Streaming services are in dire straits – yet I’m still shelling out seven | Emma Brockes
JThe first streaming service I subscribed to was Hulu, back in 2009. It was free, with very little content, so the effort-reward ratio of setting up a password was almost too outrageous to get away with. worry. I guess Netflix came next – the first subscription service I paid for. Netflix didn’t have much in 2011 either, but at $8 a month the price was so tempting that it seemed somehow cheaper than free.
Then came Amazon Prime Video, included in the annual Prime plan. At the time, my monthly cable bill was around $140 a month, and this new model offered a surprising promise: not only to lower my bills, but also to avoid having to deal with Time Warner Cable.
Well, ha, as they say. Ten years later, after such modest beginnings, I dare not calculate my monthly subscriptions. My Netflix bill has nearly doubled, Hulu is no longer free, and they’ve been joined by a handful of other streaming services that, cheap in isolation, are almost certainly more than cable.
In our house, in addition to these original streamers, we have Disney+, HBOMax and Peacock Premium Plus. I’m using someone else’s password for Brit Box. I pay for a VPN to get BBC iPlayer. For a very long time, I resisted Apple TV — I didn’t need to see The Morning Show — but this month I gave in and subscribed to watch Severance. My line in the sand is Showtime. I almost did, for Yellowjackets, but I kept my cool and after reporting that the show went downhill after episode three, I’m convinced I made the right call. I won’t do Paramount+ and don’t even talk to me about Starz.

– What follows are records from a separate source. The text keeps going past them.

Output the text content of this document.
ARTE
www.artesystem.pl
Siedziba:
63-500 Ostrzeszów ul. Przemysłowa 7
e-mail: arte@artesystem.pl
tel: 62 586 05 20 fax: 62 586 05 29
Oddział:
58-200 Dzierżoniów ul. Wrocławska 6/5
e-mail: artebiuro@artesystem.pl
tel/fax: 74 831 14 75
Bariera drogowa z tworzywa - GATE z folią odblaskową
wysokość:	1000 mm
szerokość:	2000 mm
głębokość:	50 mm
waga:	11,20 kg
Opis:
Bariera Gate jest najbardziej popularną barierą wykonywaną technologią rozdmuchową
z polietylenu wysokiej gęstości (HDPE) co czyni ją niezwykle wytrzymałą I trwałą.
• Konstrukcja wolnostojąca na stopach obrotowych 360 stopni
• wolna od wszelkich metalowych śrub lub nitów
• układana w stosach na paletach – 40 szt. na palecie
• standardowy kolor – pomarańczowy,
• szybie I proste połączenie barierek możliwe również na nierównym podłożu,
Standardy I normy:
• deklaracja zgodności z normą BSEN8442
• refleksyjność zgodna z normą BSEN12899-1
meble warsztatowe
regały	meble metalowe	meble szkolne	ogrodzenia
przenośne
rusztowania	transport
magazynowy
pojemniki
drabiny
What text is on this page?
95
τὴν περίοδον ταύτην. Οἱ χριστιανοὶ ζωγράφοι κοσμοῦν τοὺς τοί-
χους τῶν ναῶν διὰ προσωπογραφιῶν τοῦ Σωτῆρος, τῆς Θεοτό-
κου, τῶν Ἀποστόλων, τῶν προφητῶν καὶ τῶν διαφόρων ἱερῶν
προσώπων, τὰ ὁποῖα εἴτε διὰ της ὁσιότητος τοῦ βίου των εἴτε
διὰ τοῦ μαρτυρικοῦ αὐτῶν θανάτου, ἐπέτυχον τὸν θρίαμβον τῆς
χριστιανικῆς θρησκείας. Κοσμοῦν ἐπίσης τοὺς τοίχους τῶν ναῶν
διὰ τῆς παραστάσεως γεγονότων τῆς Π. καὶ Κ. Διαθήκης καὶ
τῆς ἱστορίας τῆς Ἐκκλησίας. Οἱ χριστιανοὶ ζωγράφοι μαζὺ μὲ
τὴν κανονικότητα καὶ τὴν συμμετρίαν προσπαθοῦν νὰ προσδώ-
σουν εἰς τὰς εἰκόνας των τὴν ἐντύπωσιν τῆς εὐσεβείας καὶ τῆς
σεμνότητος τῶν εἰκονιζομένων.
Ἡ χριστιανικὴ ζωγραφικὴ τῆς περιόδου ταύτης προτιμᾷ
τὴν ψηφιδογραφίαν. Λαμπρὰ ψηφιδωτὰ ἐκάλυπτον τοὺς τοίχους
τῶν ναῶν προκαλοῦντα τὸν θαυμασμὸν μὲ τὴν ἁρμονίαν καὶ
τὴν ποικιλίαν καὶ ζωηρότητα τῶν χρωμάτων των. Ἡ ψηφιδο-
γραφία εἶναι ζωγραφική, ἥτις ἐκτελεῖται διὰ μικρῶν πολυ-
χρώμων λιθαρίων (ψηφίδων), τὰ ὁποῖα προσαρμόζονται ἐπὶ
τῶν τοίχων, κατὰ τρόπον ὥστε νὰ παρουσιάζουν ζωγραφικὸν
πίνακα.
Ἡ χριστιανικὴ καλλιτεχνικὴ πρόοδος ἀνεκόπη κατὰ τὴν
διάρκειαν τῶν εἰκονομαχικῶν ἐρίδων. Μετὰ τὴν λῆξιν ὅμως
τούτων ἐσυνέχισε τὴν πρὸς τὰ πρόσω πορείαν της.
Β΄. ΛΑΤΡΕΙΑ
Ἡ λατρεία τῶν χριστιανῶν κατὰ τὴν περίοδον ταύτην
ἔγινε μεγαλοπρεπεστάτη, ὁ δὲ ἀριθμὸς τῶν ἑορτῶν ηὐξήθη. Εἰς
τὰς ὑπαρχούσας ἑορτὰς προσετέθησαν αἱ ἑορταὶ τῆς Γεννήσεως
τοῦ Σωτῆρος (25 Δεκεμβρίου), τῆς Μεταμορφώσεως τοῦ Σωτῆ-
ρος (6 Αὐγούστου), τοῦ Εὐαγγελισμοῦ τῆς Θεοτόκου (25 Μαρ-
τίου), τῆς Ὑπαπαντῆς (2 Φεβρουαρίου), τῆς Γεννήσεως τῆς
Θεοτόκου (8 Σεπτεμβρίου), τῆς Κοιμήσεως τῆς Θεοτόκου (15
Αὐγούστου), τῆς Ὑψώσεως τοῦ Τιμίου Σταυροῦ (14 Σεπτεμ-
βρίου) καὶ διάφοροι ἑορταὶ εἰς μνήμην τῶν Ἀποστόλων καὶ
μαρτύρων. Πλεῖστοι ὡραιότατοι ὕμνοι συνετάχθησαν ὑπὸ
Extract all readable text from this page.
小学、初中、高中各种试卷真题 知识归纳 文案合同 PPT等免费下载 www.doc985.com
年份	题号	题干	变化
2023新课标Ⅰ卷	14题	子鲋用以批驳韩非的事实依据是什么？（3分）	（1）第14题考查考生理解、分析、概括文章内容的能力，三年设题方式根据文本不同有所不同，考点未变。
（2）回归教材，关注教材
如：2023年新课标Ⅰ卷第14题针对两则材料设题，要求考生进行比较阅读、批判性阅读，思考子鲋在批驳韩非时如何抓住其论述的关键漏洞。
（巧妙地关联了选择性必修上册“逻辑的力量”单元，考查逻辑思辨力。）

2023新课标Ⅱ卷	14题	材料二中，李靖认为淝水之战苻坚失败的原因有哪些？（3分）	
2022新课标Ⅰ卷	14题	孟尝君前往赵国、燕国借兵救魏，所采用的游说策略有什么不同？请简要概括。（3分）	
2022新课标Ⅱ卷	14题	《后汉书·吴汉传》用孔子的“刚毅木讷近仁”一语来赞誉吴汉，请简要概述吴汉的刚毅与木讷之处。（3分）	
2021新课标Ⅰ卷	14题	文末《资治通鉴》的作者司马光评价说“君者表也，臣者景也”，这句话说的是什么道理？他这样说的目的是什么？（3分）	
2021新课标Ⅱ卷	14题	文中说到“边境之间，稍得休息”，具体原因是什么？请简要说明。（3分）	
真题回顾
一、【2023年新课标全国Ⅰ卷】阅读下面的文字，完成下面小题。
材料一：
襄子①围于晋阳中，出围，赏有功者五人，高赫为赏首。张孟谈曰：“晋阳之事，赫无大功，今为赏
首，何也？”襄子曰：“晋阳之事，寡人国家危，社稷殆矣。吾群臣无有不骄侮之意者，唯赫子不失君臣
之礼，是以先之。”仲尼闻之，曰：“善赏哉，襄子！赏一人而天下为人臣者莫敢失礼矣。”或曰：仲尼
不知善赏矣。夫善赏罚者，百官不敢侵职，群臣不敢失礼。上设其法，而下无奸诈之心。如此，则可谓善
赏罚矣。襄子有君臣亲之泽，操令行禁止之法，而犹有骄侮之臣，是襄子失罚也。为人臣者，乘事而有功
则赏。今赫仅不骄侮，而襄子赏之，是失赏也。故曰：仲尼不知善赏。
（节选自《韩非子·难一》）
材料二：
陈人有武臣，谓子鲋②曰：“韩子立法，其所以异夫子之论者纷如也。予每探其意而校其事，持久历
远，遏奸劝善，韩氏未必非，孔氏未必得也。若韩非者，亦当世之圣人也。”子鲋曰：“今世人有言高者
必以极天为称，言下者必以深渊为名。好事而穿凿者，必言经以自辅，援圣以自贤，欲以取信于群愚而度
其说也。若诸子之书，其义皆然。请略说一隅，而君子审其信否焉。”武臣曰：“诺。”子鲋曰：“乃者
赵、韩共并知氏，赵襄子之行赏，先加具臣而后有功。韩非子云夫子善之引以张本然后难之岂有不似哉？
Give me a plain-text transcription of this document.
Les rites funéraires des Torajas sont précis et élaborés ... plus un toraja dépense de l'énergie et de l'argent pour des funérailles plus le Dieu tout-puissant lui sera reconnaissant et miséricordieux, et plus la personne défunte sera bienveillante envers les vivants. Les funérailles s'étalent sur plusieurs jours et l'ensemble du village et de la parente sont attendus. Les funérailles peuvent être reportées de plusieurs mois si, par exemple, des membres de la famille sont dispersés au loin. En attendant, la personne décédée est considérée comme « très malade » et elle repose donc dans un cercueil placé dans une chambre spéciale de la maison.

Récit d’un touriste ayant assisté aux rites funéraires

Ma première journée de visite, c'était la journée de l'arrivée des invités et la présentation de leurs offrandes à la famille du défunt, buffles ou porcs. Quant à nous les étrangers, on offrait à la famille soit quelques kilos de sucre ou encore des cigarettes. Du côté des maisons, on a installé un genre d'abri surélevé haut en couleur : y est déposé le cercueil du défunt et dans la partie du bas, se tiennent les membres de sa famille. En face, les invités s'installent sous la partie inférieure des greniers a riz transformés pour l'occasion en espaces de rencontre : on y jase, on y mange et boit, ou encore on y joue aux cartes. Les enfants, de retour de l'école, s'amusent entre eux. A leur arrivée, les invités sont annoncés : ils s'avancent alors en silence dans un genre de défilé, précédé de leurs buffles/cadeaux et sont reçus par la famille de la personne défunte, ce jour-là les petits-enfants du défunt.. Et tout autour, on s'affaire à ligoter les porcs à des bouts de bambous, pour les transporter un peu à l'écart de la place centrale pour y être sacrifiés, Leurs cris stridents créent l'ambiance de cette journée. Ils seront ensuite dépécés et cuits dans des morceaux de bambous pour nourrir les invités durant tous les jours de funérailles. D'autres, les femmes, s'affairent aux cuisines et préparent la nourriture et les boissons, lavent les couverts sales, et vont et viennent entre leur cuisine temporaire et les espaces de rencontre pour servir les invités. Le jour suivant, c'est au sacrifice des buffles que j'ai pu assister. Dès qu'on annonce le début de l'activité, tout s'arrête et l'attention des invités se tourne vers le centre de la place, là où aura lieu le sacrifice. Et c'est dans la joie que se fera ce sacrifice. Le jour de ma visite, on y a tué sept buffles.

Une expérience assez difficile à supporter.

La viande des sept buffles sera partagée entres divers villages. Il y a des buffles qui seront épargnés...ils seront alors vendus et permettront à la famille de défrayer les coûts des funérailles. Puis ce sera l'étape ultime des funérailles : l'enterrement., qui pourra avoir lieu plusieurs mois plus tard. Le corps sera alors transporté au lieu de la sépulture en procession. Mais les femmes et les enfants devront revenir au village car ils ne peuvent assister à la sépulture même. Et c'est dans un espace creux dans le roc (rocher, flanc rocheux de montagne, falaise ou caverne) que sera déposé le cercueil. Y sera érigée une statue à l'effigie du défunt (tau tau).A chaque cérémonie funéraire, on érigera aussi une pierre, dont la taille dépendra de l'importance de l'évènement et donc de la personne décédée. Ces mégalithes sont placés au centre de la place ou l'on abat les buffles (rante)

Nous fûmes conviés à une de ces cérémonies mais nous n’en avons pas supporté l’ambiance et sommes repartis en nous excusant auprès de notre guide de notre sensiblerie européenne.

The whole situation has become ridiculous and every month, looking at my expenses, I tell myself that something has to go. It’s not a singular frustration. Last month, Netflix announced a net loss of 200,000 subscribers in the first quarter, with another 2 million losses expected and a nearly 35% drop in the company’s share price. A few days later, CNN+, a subscription service derived from CNN, announced its closure. Consumers are exhausted, financially and otherwise. After the pandemic, we seem to be going out more, with less TV time. There is too much.
In the case of Netflix, it’s also a matter of quality. In recent years, the company has grossly overpaid for questionable content, including the laughable $100 million it paid for Meghan, the Duchess of Sussex and Prince Harry’s whimsical ideas, an expense that has turned against her. Last week he killed off Pearl, the cartoon Meghan was apparently working on – and it makes me laugh every time – David Furnish, and that, along with the couple’s other unrealized notes, will be a footnote to page in the overall demise of the company. At least Netflix saved on production costs; in recent years, a lot of expensive waste has been filtered out. (Girlboss, anyone? How about Snowpiercer?)
As a result, Netflix announced this week that by the end of the year, it will likely have introduced ads, as have other streamers including Hulu. The company also suggested it could crack down on password sharing. Last month, Netflix mentioned on its earnings call that around 100 million households share their passwords, a fact that could incur a small surcharge when the streamer detects that a given account is being used more than once. address.
It seems reasonable. (I shared my Netflix password with a friend, who shared it with her mother, then changed my password when the streamer cut us off; you can’t watch Netflix on more than two screens simultaneously without Now I’m back to sharing with the same friend – not her mother – but I still have to call her every once in a while and yell at her to kick her son out of her screen, while she’s on hers, so I can get on mine. which goes beyond the subscription tag.)
I would cancel Netflix at this point, if I could. As in 2011, there is nothing on it that I want to watch. Of all the bad decisions, though, the streamer made a really good one: investing in tween shows like Sam & Cat, starring Ariana Grande, and Henry Danger, which my seven-year-olds are addicted to. Cutting them would cause more commotion than I have the energy to. Also: cake shows. My kids have the entire Disney library at their disposal, but – a testament to the oddities of the market and how difficult it is to guess what will keep an audience hungry – would rather watch someone bake a cake that looks like a shoe.